In and around the town you’ll find half a dozen different beaches including the intriguingly named Playa de Los Muertos (Beach of Corpses), a lagoon, diving spots, a bird sanctuary and more.
A low-profile coastal attraction
Mostly farm and wooded areas inland, the shores are made up of volcanic rocky outcrops, formed by crashing waves and wind over time. Typical of the Northern regions, tropical almond and sea grape trees cover most of the beach areas, making for tasty treats and desserts sold by local vendors.
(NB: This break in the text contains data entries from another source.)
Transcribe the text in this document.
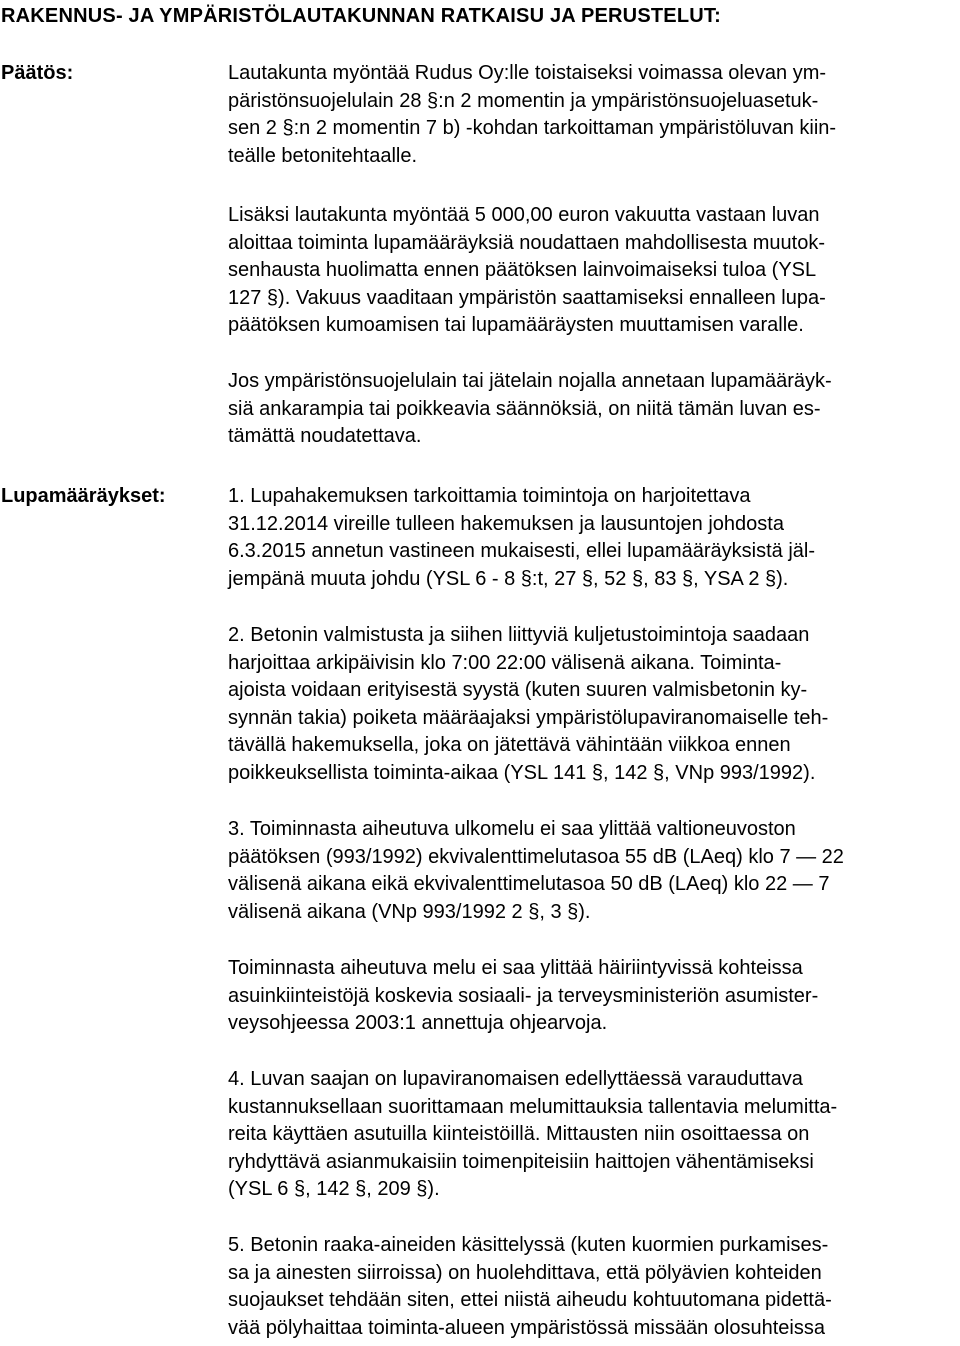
RAKENNUS- JA YMPÄRISTÖLAUTAKUNNAN RATKAISU JA PERUSTELUT:
Päätös:
Lupamääräykset:

Lautakunta myöntää Rudus Oy:lle toistaiseksi voimassa olevan ym-
päristönsuojelulain 28 §:n 2 momentin ja ympäristönsuojeluasetuk-
sen 2 §:n 2 momentin 7 b) -kohdan tarkoittaman ympäristöluvan kiin-
teälle betonitehtaalle.

Lisäksi lautakunta myöntää 5 000,00 euron vakuutta vastaan luvan
aloittaa toiminta lupamääräyksiä noudattaen mahdollisesta muutok-
senhausta huolimatta ennen päätöksen lainvoimaiseksi tuloa (YSL
127 §). Vakuus vaaditaan ympäristön saattamiseksi ennalleen lupa-
päätöksen kumoamisen tai lupamääräysten muuttamisen varalle.

Jos ympäristönsuojelulain tai jätelain nojalla annetaan lupamääräyk-
siä ankarampia tai poikkeavia säännöksiä, on niitä tämän luvan es-
tämättä noudatettava.

1. Lupahakemuksen tarkoittamia toimintoja on harjoitettava
31.12.2014 vireille tulleen hakemuksen ja lausuntojen johdosta
6.3.2015 annetun vastineen mukaisesti, ellei lupamääräyksistä jäl-
jempänä muuta johdu (YSL 6 - 8 §:t, 27 §, 52 §, 83 §, YSA 2 §).

2. Betonin valmistusta ja siihen liittyviä kuljetustoimintoja saadaan
harjoittaa arkipäivisin klo 7:00 22:00 välisenä aikana. Toiminta-
ajoista voidaan erityisestä syystä (kuten suuren valmisbetonin ky-
synnän takia) poiketa määräajaksi ympäristölupaviranomaiselle teh-
tävällä hakemuksella, joka on jätettävä vähintään viikkoa ennen
poikkeuksellista toiminta-aikaa (YSL 141 §, 142 §, VNp 993/1992).

3. Toiminnasta aiheutuva ulkomelu ei saa ylittää valtioneuvoston
päätöksen (993/1992) ekvivalenttimelutasoa 55 dB (LAeq) klo 7 — 22
välisenä aikana eikä ekvivalenttimelutasoa 50 dB (LAeq) klo 22 — 7
välisenä aikana (VNp 993/1992 2 §, 3 §).

Toiminnasta aiheutuva melu ei saa ylittää häiriintyvissä kohteissa
asuinkiinteistöjä koskevia sosiaali- ja terveysministeriön asumister-
veysohjeessa 2003:1 annettuja ohjearvoja.

4. Luvan saajan on lupaviranomaisen edellyttäessä varauduttava
kustannuksellaan suorittamaan melumittauksia tallentavia melumitta-
reita käyttäen asutuilla kiinteistöillä. Mittausten niin osoittaessa on
ryhdyttävä asianmukaisiin toimenpiteisiin haittojen vähentämiseksi
(YSL 6 §, 142 §, 209 §).

5. Betonin raaka-aineiden käsittelyssä (kuten kuormien purkamises-
sa ja ainesten siirroissa) on huolehdittava, että pölyävien kohteiden
suojaukset tehdään siten, ettei niistä aiheudu kohtuutomana pidettä-
vää pölyhaittaa toiminta-alueen ympäristössä missään olosuhteissa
The people there are truly genuine and are quick to lend a helping hand, earning a living off fishing, agriculture, and only more recently tourism. Their annual festival Carnavarengue reflects Río San Juan’s ancestral roots, where people dress up and dance on floating platforms as Sea Creatures in honor of the ocean.
Playa Caletón beach in Río San Juan
Photo: Mikkel Ulriksen
Río San Juan beaches
Sometimes you want a personal experience that feels unique, and the beaches of Río San Juan are just the place to get it. The surrounding rocky coast acts like a natural divider from you and the outside world, and these spots in between them will be your sanctuary:
Surrounded by mangrove forests, the golden sand and piercing blue water of Caletón are straight out of a Bond film. Its circular shape, carving out a huge private pool for you to swim in, sets it apart from the other stunning beaches on this stretch of the northern coastline.
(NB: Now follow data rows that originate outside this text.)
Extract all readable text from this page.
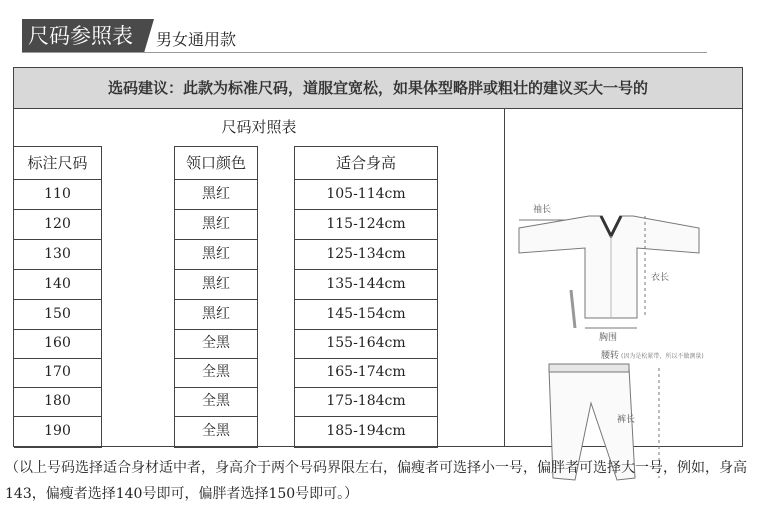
尺码参照表	男女通用款
选码建议：此款为标准尺码，道服宜宽松，如果体型略胖或粗壮的建议买大一号的
尺码对照表
标注尺码
110
120
130
140
150
160
170
180
190
领口颜色
黑红
黑红
黑红
黑红
黑红
全黑
全黑
全黑
全黑
适合身高
105-114cm
115-124cm
125-134cm
135-144cm
145-154cm
155-164cm
165-174cm
175-184cm
185-194cm
袖长
衣长
胸围
腰转 (因为是松紧带，所以不做测量)
裤长
（以上号码选择适合身材适中者，身高介于两个号码界限左右，偏瘦者可选择小一号，偏胖者可选择大一号，例如，身高143，偏瘦者选择140号即可，偏胖者选择150号即可。）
And “Grande” it is, with over two miles of clean spacious beach and impressive waves that even professional surfers find challenging. There’s actually a Surf Instruction School if you’re feeling bold enough, and want to take a crack at the waves.
A few yards down a tiny dirt path from Playa Grande, Playa Preciosa seems to appear out of nowhere, as dense trees cover it from sight. The beach is just the right length and width to make you feel like a castaway on a small island with rocks, bushes, and drift-wood logs around you. Precious indeed!
Playa de Los Muertos
The Beach of the Dead is named for the first cemetery in the region, right near the beach. The beach itself is a picturesque patch of light-golden sand fringed by tall palms and shouldered by rocky outcrops. You won’t see many tourists here but you can still see the graves that gave the beach it’s unusual name.
Cafetería Gri Gri, Río San Juan
Photo: Anton Lau
Things To Do
Many of the destinations in the Dominican Republic share similar activities like: snorkeling, 4-wheeling, fishing, etc., but here’s one excursion unique to Río San Juan alone.
Laguna Gri-Gri Boat tour:
You’ll be taken through beautiful Mangrove passages in the cool of the day, crossing over to enter a natural cave where thousands of Swallows nest in. A few stops are made before reaching the Lagoon (similar to a Cenote) for a dive into its clear sweet waters.
El Saltadero waterfall, Cabrera
Photo: Mikkel Ulriksen
Where to eat and sleep (to avoid the resorts)
This low-profile coastal town has recently become a trending destination. The newly-opened Amanera Resort has been described in Forbes magazine as “The Dominican Republic's new playground for adventurous vacationers and elite expatriates”, but for something more low-key, we recommend the Playa Grande Beach Club. A Victorian style Hotel with wooden cottages and verandas, the Beach Club serves up an old-world ambiance in the 21st century. The Beach club is made for travelers seeking excellent service in simple but beautiful surrounds..
Lining the beaches of Caletón and Playa Grande, a series of little shacks that specialize in preparing seafood dishes can be seen. We recommend freshly caught fish with a side of tostones (fried plantains) or white rice, an avocado salad with slices of lime, and a cold beer to wash it all down.
Río San Juan is part of the Maria Trinidad Sanchez Province on the North East-Coast between Puerto Plata and Nagua. From Puerto Plata, it’s a 55 mile drive east, and takes about 1 hour and 40 minutes to reach via the winding coastal road with gorgeous views of the North Atlantic ocean.